Lo segundo fue la cuestión referida a depositar interés en aquello cotidiano, el objeto que está ahí por donde pasamos apenas la mirada. El ejercicio oulipiano me obligó a observar, a detener la vista, a darle un espacio a eso que existe – y coexiste – conmigo en esta dimensión, a practicar la écfrasis y poner el foco en mi sensibilidad para con el arte.

Lo material como algo observable y límite de escritura me lleva a pensar en lo fácil que es convertirse en Diógenes de los objetos y de las palabras. Y aquí estoy, juntando cosas que por urgencia tendrán que irse a una caja hasta que vuelva a tener un hogar propio. Hay tantas cosas que no tienen la culpa de ser mis cosas y, sin embargo, ahí están, ellos, los adornos, fetiches, recuerdos, papelería, postales. Juguetes, lápices, figuritas[ii]. Voy y vuelvo y en cada parada intento armar un cobijo, algo a lo que pueda llamar hogar, donde mis cosas encuentren un sitio.

San Felipe, otoño de 2024

Referencias generales

https://es.wikipedia.org/wiki/Felidae

Bénabou, M. Cincuenta siglos de Oulipo.

Bennet, J. Materia vibrante. Una ecología política de las cosas.

Cárdenas, J. Volver a comer del árbol de la ciencia.

Davenport, G. Objetos sobre una mesa.

Perec, G. Lo infraordinario.

Petrignani, S. Catálogo de juguetes.

Notas

[i] El escrito original sufrió pequeñas modificaciones, cambios que, por un lado, abultaron el texto y, por otro, significaron mejoras en la redacción y estilo.

[ii] Escogí al tigre por temas prácticos: para el taller, se nos pidió llevar una imagen y un objeto, idealmente transportable, para que pudiéramos presentarlo en vivo y en directo. No recuerdo bien por qué lo elegí a él entre tantos otros cachivaches. Ahora que lo pienso –y a fin de darle un peso místico– en ese período estaba terminando el año del tigre de agua. Escojo la idea líquida de que me quedé con el tigre porque él también significaba el término de un año especial, diferente a los anteriores, al que sobreviví quedando igualmente diluida.

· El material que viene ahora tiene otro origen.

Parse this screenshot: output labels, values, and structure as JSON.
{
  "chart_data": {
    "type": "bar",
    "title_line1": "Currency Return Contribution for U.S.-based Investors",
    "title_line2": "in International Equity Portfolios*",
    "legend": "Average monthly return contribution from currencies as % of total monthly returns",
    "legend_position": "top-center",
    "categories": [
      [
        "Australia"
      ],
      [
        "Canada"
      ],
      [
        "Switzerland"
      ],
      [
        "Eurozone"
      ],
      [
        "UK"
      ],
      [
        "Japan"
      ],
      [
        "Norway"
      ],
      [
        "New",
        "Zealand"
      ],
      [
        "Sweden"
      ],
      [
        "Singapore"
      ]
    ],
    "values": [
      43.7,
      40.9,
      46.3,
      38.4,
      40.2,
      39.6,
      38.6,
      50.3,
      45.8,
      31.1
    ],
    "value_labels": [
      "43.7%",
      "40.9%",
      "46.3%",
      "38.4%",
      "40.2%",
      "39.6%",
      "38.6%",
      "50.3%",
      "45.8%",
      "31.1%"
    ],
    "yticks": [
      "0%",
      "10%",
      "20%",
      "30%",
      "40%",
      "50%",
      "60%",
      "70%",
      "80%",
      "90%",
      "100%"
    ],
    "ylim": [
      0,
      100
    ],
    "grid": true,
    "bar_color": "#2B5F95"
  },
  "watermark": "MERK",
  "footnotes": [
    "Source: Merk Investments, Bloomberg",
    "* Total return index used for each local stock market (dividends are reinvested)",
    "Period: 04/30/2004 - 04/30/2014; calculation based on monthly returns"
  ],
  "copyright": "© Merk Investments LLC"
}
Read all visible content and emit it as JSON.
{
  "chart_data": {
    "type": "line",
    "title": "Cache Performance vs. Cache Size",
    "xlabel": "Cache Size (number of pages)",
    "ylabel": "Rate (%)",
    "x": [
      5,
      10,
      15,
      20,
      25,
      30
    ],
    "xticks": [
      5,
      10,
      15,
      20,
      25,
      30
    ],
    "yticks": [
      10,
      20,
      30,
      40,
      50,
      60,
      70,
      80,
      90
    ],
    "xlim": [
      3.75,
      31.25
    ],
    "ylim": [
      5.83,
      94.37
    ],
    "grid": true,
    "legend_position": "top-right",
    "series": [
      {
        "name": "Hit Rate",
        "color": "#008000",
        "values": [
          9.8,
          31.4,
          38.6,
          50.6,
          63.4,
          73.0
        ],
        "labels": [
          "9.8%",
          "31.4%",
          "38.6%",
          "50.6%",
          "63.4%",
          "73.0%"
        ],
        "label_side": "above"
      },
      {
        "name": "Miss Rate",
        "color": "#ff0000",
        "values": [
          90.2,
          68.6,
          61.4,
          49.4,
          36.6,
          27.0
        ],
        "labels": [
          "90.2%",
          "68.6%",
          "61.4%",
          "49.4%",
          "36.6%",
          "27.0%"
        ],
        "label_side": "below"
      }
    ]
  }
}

Natalie Israyy C. (Viña del Mar, 1991) es docente e investigadora. Actualmente cursa estudios doctorales, los que centra mayormente en la figura del parásito en la Literatura Latinoamericana contemporánea (@repositorio.parasitario). Es autora del poemario Toma de Muestras (Bathory, 2020) el cuento “Nela“  presente en Carnívoras. Relatos zombies escritos por mujeres (Astartea, 2021) y el conjunto de cuentos Apócrifa (Queltehue, 2022). En su obra explora las dimensiones heridas del cuerpo femenino y su relación con el contexto nacional desde los noventas hasta la actualidad, insertando guiños de elementos biográficos que se entremezclan con la ficción.